Kasus Kali Item menguak jelas pola pembangunan yang diterapkan oleh Gubernur Anies adalah pembangunan reaktif, alias pembangunan tak terencana.
Itulah pola pembangunan yang bersifat parsial, ahistoris, tanpa kejelasan landasan, strategi, dan target.
Pembangunan reaktif itu kebalikan dari pola pembangunan proaktif, atau terencana. Pembangunan proaktif itu integratif, holistik, historis, jelas landasan, strategi, tujuan, dan targetnya.
Dengan menganalisis kasus penanggulangan bau Kali Item, dapat ditunjukkan sedikitnya empat ciri pembangunan reaktif yang dijalankan Gubernur Anies.
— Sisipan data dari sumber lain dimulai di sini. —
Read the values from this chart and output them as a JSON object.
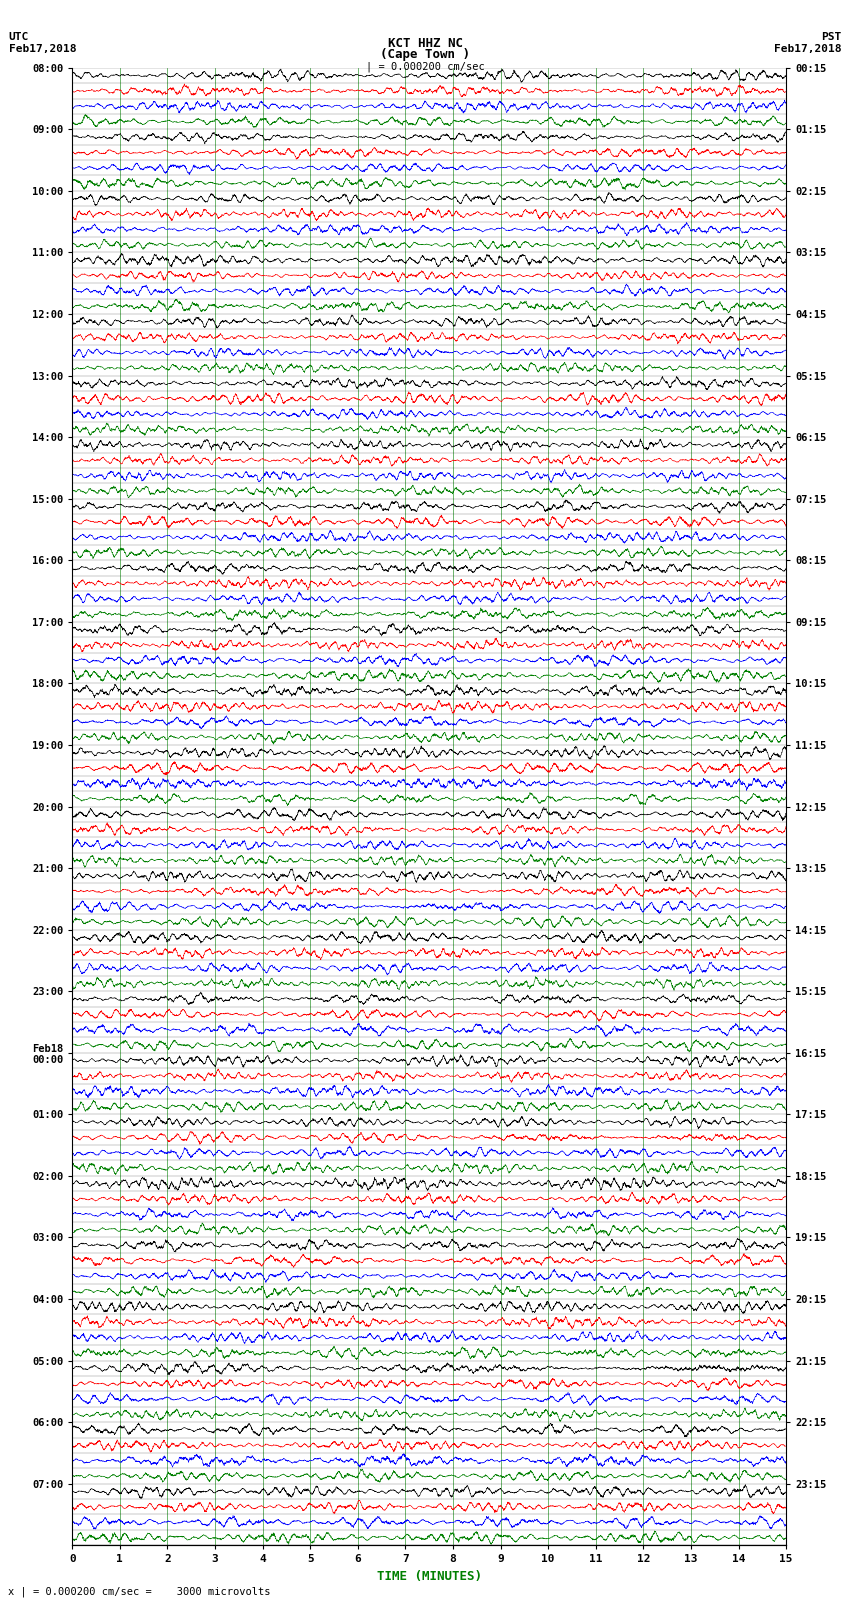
{
  "title_line1": "KCT HHZ NC",
  "title_line2": "(Cape Town )",
  "title_scale": "| = 0.000200 cm/sec",
  "left_header1": "UTC",
  "left_header2": "Feb17,2018",
  "right_header1": "PST",
  "right_header2": "Feb17,2018",
  "xlabel": "TIME (MINUTES)",
  "footer": "x | = 0.000200 cm/sec =    3000 microvolts",
  "utc_labels": [
    "08:00",
    "09:00",
    "10:00",
    "11:00",
    "12:00",
    "13:00",
    "14:00",
    "15:00",
    "16:00",
    "17:00",
    "18:00",
    "19:00",
    "20:00",
    "21:00",
    "22:00",
    "23:00",
    "Feb18\n00:00",
    "01:00",
    "02:00",
    "03:00",
    "04:00",
    "05:00",
    "06:00",
    "07:00"
  ],
  "pst_labels": [
    "00:15",
    "01:15",
    "02:15",
    "03:15",
    "04:15",
    "05:15",
    "06:15",
    "07:15",
    "08:15",
    "09:15",
    "10:15",
    "11:15",
    "12:15",
    "13:15",
    "14:15",
    "15:15",
    "16:15",
    "17:15",
    "18:15",
    "19:15",
    "20:15",
    "21:15",
    "22:15",
    "23:15"
  ],
  "xticks": [
    0,
    1,
    2,
    3,
    4,
    5,
    6,
    7,
    8,
    9,
    10,
    11,
    12,
    13,
    14,
    15
  ],
  "num_rows": 96,
  "colors": [
    "black",
    "red",
    "blue",
    "green"
  ],
  "bg_color": "white",
  "trace_color_cycle": [
    "black",
    "red",
    "blue",
    "green"
  ],
  "amplitude": 0.45,
  "num_points": 6000
}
Saya akan tunjukkan satu per satu secara ringkas saja di sini.
Parsial
Pertama, pembangunan reaktif bersifat parsial. Ia terfokus hanya pada penyelesaian satu aspek masalah tanpa melihat keseluruhan masalahnya.
Dalam kasus Kali Item, Anies hanya fokus mengatasi masalah bau air kali. Bukan mengatasi masalah pokoknya yaitu pencemaran badan air yang bersifat kronis oleh limbah domestik dan industri rumahtangga.
Maka Anies hanya berputar-putar pada ragam upaya penghilangan bau dari indra penciuman. Diterapkanlah teknologi bubble nano, waring, sampai penyemprotan cairan bakteri anti-bau.
Sayangnya sampai hari ini belum terbukti efektivitas ragam upaya itu. Yang sudah terbukti adalah inefisiensinya. Karena membelanjakan anggaran tanpa memberi hasil yang setimpal.